Случилась заминка – верховой, Санька, не мог открыть замок элеватора. Что он там с вышины кричал – не разберёшь, но окончания до низу доходили – всё на «ать-ять».

- Чего он там матерится? – крикнул Валерка.
- Я ж говорю – почистить надо, замок весь в растворе!
- Успеется, не до этого!
Вот упрямый…

От глыбы оторвался небольшой кусок и ударил Андрея по плечу. Чувствительно! Пора надеть каску – от греха подальше. Ходить за ней далеко не пришлось – каски неизменно брали с собой на буровую, иногда здесь же их и забывая. На подшлемник и ушанку каска пришлась почти впору.
 
А скважина всё сифонила, и глыба затвердевшего раствора продолжала расти. Замок всё реже закрывался с первого раза.

- Нет, это не работа, одно мученье, - сказал Лёха, первый помбур, когда закрыть элеватор удалось лишь с пятой попытки. Инструмент, наконец, пошёл наверх. – Время же теряем, чистить надо!
- Да говорил я ему.
- Знаю, - кивнул Лёха. – Молодой, горячий, в передовики рвётся. Сейчас свечу поставим – сам ему скажу…

Бурильщик и в самом деле был моложе всех в вахте, на год младше Андрея. А Лёха был «стариком», не по возрасту, а по стажу северному, по опыту, и Валерка к нему прислушивался.

Лёха глянул на Андрея и рассмеялся – всё его лицо было в растворе. Всякий раз, как он захлопывал дверцу элеватора, раствор брызгал в лицо, левой рукой он старался прикрыть его от брызг. Но последний раз, после четырёх безуспешных попыток, Андрей разозлился и хлопнул дверцу что есть силы обеими руками. И получил в лицо струю тёплого глинистого раствора, ладно, глаза успел закрыть.

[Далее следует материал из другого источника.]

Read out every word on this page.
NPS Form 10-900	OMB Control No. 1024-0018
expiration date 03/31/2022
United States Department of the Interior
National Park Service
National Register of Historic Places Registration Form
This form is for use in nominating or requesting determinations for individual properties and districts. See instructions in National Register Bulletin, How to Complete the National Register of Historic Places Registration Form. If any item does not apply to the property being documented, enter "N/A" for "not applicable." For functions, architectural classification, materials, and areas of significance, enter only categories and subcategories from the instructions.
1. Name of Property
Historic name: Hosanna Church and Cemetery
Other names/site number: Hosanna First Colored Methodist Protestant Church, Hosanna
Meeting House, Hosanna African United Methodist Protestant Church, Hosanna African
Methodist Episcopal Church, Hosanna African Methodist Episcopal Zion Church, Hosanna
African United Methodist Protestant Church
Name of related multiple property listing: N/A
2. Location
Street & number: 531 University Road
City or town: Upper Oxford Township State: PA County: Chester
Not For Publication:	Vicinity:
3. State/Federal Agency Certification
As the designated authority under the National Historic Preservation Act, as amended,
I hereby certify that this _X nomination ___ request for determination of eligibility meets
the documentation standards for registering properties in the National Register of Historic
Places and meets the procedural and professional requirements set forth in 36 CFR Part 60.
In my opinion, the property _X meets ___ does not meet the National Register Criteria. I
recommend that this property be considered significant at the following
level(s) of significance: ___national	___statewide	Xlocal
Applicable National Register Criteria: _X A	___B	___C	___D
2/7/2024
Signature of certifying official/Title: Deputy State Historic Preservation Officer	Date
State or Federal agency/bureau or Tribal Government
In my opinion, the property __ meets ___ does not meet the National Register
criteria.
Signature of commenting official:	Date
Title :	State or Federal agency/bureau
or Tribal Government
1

- «Посмотрел бы ты, товарищ, на себя со стороны!» - пропел Лёха.

Андрей не понял, что произошло в следующий момент. Он смотрел на Лёху и видел, что улыбка на его лице как будто застыла. Как в замедленном кино, в котором, к тому же, выключили звук. Он почему-то плавно, как ему показалось, опустился на колени, на него неотвратимо, но медленно надвигался железный пол буровой. Но прежде, чем его лицо достигло пола, всё пропало, исчезло во мраке…

Андрей открыл глаза и поначалу не понял, что происходит. Он сидел на полу, прислонившись спиной к железной стенке буровой. Перед ним стояли Валерка и Лёха, тут же подошёл и Санька, успевший спуститься с верхотуры:

- Я ж орал вам – отходи!
- Так ни хрена ж не слышно, - ответил Лёха.

Андрей, наконец, понял – глыба с элеватора сорвалась и угодила аккурат ему по голове. Если бы не каска…

Лёха улыбнулся:
- Как ты? В порядке?
- Тошнит слегка. Долго я в отключке был?
- Не очень. Башка цела?
- Вроде бы. Гудит только. И в сон клонит сильно.
- Пойдём в балок, провожу, отлежишься.
- Не надо. Здесь посижу. Скоро уж вахта кончится.

Мужики присели и закурили. Андрей сделал пару затяжек – тошнота усилилась – и не стал курить, загасил папиросу.

- А я уж думал – всё, кранты, - сказал Санька.
- Я тоже, - кивнул Лёха. – И пришлось бы мне тебя везти.
- Куда везти? – не понял Андрей.
- Куда-куда, на Большую землю, к родителям, куда ж ещё. Я уже одного возил… - он помолчал, потом повернулся к Валерке и чётко произнёс ему прямо в лицо:

- И больше не хочу. Ты понял?! Я не хочу возить мёртвых их родителям, их жёнам, их детям. Я не хочу смотреть в их глаза. Я их видел. Ты понял, бурила хренов?!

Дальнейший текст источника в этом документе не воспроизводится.